Grafana & Log Querying

This guide covers searching and analyzing logs using the Grafana/Loki observability stack and local tools.

Accessing Grafana

Grafana runs on port 3000 as part of the Docker Compose stack. It starts automatically with the application.

  1. Open http://localhost:3000

  2. Anonymous login is enabled for local development (no credentials needed)

  3. Navigate to Explore in the left sidebar

  4. Select the Loki data source (auto-provisioned)

LogQL Query Examples

Basic Queries

# All Django server logs
{job="django"}

# All Celery framework logs
{job="celery"}

# All task execution logs
{job="tasks"}

# All worker logs (glob pattern)
{job="workers"}

Filtering by Level

# Celery errors only
{job="celery"} | json | level="ERROR"

# All errors across all jobs
{job="tasks"} | json | level="ERROR"

# Warnings and above
{job="tasks"} | json | level=~"WARNING|ERROR|CRITICAL"

Filtering by Logger

# Diffusion model loading and generation
{job="tasks"} | json | logger="cw.lib.models"

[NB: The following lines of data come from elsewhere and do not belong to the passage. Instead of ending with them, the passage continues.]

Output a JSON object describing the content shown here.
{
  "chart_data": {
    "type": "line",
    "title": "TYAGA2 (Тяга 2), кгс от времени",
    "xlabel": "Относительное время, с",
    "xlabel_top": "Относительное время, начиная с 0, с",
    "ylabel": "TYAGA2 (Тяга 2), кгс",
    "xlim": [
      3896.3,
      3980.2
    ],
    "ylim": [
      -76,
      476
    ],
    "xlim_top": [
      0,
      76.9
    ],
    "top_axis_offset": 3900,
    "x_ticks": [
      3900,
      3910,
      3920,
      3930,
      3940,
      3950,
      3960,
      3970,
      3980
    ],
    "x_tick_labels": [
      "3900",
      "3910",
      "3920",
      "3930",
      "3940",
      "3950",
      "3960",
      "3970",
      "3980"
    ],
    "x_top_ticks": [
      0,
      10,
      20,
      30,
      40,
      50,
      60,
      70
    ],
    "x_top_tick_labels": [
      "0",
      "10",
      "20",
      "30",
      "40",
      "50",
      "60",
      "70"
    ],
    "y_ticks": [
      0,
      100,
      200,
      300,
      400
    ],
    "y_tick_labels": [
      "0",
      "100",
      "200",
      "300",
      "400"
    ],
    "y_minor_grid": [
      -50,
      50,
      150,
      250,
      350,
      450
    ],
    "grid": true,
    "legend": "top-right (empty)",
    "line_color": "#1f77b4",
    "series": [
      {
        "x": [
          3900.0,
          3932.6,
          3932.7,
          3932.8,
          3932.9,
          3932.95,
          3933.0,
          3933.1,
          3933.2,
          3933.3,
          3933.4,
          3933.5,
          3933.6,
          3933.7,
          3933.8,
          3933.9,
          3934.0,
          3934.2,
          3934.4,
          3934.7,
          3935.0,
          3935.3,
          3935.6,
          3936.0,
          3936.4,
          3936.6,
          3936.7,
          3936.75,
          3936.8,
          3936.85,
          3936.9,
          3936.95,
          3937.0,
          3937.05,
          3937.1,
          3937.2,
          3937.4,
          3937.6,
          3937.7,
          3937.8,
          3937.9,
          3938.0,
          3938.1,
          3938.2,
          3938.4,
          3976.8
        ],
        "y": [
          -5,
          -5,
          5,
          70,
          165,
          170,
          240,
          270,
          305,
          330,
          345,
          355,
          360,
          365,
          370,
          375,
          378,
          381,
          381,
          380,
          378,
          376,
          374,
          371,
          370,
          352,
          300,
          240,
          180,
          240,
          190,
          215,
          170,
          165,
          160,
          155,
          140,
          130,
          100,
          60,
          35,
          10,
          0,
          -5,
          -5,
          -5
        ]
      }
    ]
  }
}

# Adaptation pipeline execution
{job="tasks"} | json | logger="cw.lib.adaptation"

# Prompt enhancement
{job="tasks"} | json | logger="cw.lib.prompt_enhancer"

# CivitAI LoRA downloads
{job="tasks"} | json | logger="cw.lib.civitai"

# File upload validation
{job="tasks"} | json | logger="cw.lib.security"

Correlating Task IDs

To trace a specific task across logs:

# Search for a specific job ID
{job="tasks"} |= "JOB_ID_HERE"

# Search for a Celery task ID
{job="tasks"} |= "task-uuid-here"

# Search for a specific ad unit ID
{job="tasks"} |= "video_ad_unit_id"

Flower Task Monitor

Flower runs on port 5555 and provides real-time visibility into Celery tasks:

  • Active tasks — currently executing tasks with worker assignment

  • Completed tasks — recent results with timing and status

  • Queued tasks — tasks waiting in the broker

  • Worker status — heartbeat, active task count, resource usage

Access Flower at http://localhost:5555.

Useful views:

  • Tasks tab — find tasks by name, state, or ID

  • Worker tab — check worker health and concurrency

  • Broker tab — view queue depths

Local Log Analysis

For quick analysis without Grafana, parse the JSON log files directly with jq:

Streaming Logs

# Stream task logs in real time
tail -f logs/tasks.log

# Stream with JSON pretty-printing
tail -f logs/tasks.log | jq .

Filtering by Level

# All errors
cat logs/tasks.log | jq 'select(.levelname == "ERROR")'

# Warnings and errors
cat logs/tasks.log | jq 'select(.levelname == "ERROR" or .levelname == "WARNING")'

Filtering by Logger

# Diffusion model logs only
cat logs/tasks.log | jq 'select(.name == "cw.lib.models")'

# Pipeline logs only
cat logs/tasks.log | jq 'select(.name == "cw.lib.adaptation")'

Text Search

# Search message text
cat logs/tasks.log | jq 'select(.message | contains("LoRA"))'

# Search for a job ID
cat logs/tasks.log | jq 'select(.message | contains("ACME-2024-001"))'

Log Files

File

Contents

logs/django.log

Django server logs (requests, middleware, ORM)

logs/celery.log

Celery framework logs (worker lifecycle, task routing)

logs/tasks.log

Task execution logs (diffusion, adaptation, enhancement, storyboard)

logs/worker_default.log

Default worker logs

logs/worker_enhancement.log

Enhancement worker logs

All files use RotatingFileHandler with a 10 MB limit and 5 backup files. See Observability for the full logging architecture.